Skillshub common-debugging

Systematic troubleshooting using the Scientific Method. Use when debugging crashes, tracing errors, diagnosing unexpected behavior, or investigating exceptions. (triggers: debug, fix bug, crash, error, exception, troubleshooting)

install
source · Clone the upstream repo
git clone https://github.com/ComeOnOliver/skillshub
Claude Code · Install into ~/.claude/skills/
T=$(mktemp -d) && git clone --depth=1 https://github.com/ComeOnOliver/skillshub "$T" && mkdir -p ~/.claude/skills && cp -r "$T/skills/HoangNguyen0403/agent-skills-standard/common-debugging" ~/.claude/skills/comeonoliver-skillshub-common-debugging && rm -rf "$T"
manifest: skills/HoangNguyen0403/agent-skills-standard/common-debugging/SKILL.md
source content

Debugging Expert

Priority: P1 (OPERATIONAL)

Systematic, evidence-based troubleshooting.

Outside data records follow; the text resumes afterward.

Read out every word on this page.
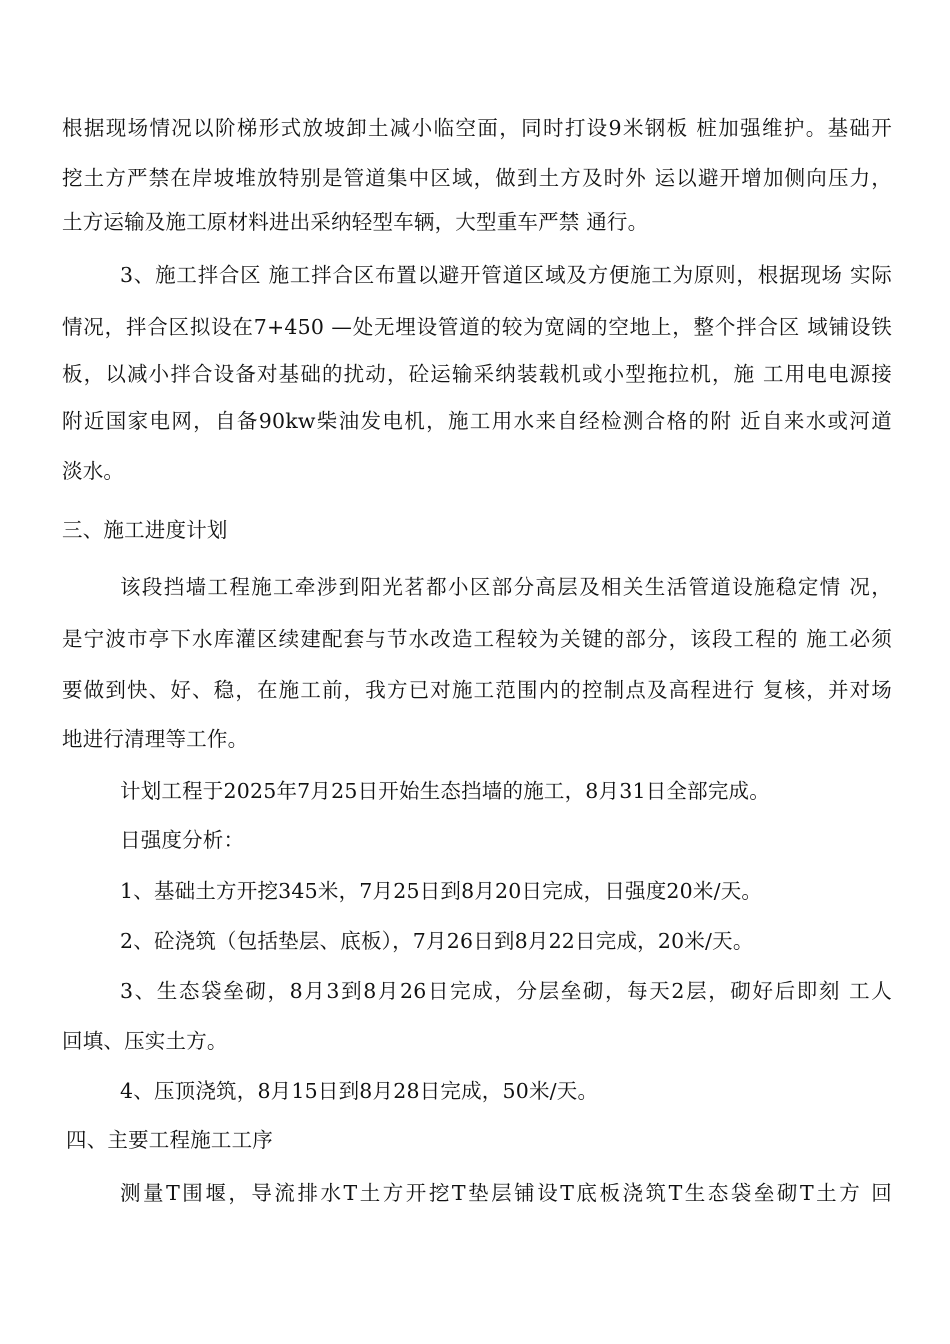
根据现场情况以阶梯形式放坡卸土减小临空面，同时打设9米钢板 桩加强维护。基础开
挖土方严禁在岸坡堆放特别是管道集中区域，做到土方及时外 运以避开增加侧向压力，
土方运输及施工原材料进出采纳轻型车辆，大型重车严禁 通行。
3、施工拌合区 施工拌合区布置以避开管道区域及方便施工为原则，根据现场 实际
情况，拌合区拟设在7+450 —处无埋设管道的较为宽阔的空地上，整个拌合区 域铺设铁
板，以减小拌合设备对基础的扰动，砼运输采纳装载机或小型拖拉机，施 工用电电源接
附近国家电网，自备90kw柴油发电机，施工用水来自经检测合格的附 近自来水或河道
淡水。
三、施工进度计划
该段挡墙工程施工牵涉到阳光茗都小区部分高层及相关生活管道设施稳定情 况，
是宁波市亭下水库灌区续建配套与节水改造工程较为关键的部分，该段工程的 施工必须
要做到快、好、稳，在施工前，我方已对施工范围内的控制点及高程进行 复核，并对场
地进行清理等工作。
计划工程于2025年7月25日开始生态挡墙的施工，8月31日全部完成。
日强度分析：
1、基础土方开挖345米，7月25日到8月20日完成，日强度20米/天。
2、砼浇筑（包括垫层、底板），7月26日到8月22日完成，20米/天。
3、生态袋垒砌，8月3到8月26日完成，分层垒砌，每天2层，砌好后即刻 工人
回填、压实土方。
4、压顶浇筑，8月15日到8月28日完成，50米/天。
四、主要工程施工工序
测量T围堰，导流排水T土方开挖T垫层铺设T底板浇筑T生态袋垒砌T土方 回
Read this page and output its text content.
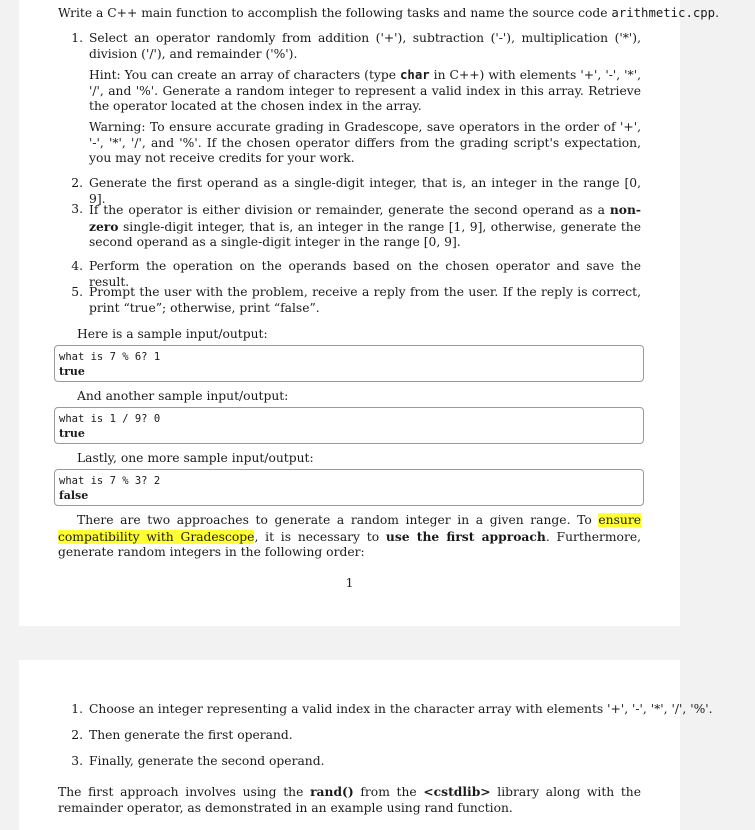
Write a C++ main function to accomplish the following tasks and name the source code arithmetic.cpp.
1. Select an operator randomly from addition ('+'), subtraction ('-'), multiplication ('*'), division ('/'), and remainder ('%').
Hint: You can create an array of characters (type char in C++) with elements '+', '-', '*', '/', and '%'. Generate a random integer to represent a valid index in this array. Retrieve the operator located at the chosen index in the array.
Warning: To ensure accurate grading in Gradescope, save operators in the order of '+', '-', '*', '/', and '%'. If the chosen operator differs from the grading script's expectation, you may not receive credits for your work.
2. Generate the first operand as a single-digit integer, that is, an integer in the range [0, 9].
3. If the operator is either division or remainder, generate the second operand as a non-zero single-digit integer, that is, an integer in the range [1, 9], otherwise, generate the second operand as a single-digit integer in the range [0, 9].
4. Perform the operation on the operands based on the chosen operator and save the result.
5. Prompt the user with the problem, receive a reply from the user. If the reply is correct, print “true”; otherwise, print “false”.
Here is a sample input/output:
what is 7 % 6? 1
true
And another sample input/output:
what is 1 / 9? 0
true
Lastly, one more sample input/output:
what is 7 % 3? 2
false
There are two approaches to generate a random integer in a given range. To ensure compatibility with Gradescope, it is necessary to use the first approach. Furthermore, generate random integers in the following order:
1
1. Choose an integer representing a valid index in the character array with elements '+', '-', '*', '/', '%'.
2. Then generate the first operand.
3. Finally, generate the second operand.
The first approach involves using the rand() from the <cstdlib> library along with the remainder operator, as demonstrated in an example using rand function.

Do not guess; prove.

🔬 The Scientific Method

  1. OBSERVE: Gather data. What exactly is happening?
    • Logs, Stack Traces, Screenshots, Steps to Reproduce.
  2. HYPOTHESIZE: Formulate a theory. "I think X is causing Y because Z."
  3. EXPERIMENT: Test the theory.
    • Create a reproduction case.
    • Change one variable at a time to validate the hypothesis.
  4. FIX: Implement the solution once the root cause is proven.
  5. VERIFY: Ensure the fix works and doesn't introduce regressions.

🚫 Anti-Patterns

  • Shotgun Debugging: Randomly changing things hoping it works.
  • Console Log Spam: Leaving
    print
    /
    console.log
    in production code.
  • Fixing Symptoms: masking the error (e.g.,
    try-catch
    without handling) instead of fixing the root cause.

🛠 Best Practices

  • Diff Diagnosis: What changed since it last worked?
  • Minimal Repro: Create the smallest possible code snippet that reproduces the issue.
  • Rubber Ducking: Explain the code line-by-line to an inanimate object (or the agent).
  • Binary Search: Comment out half the code to isolate the failing section.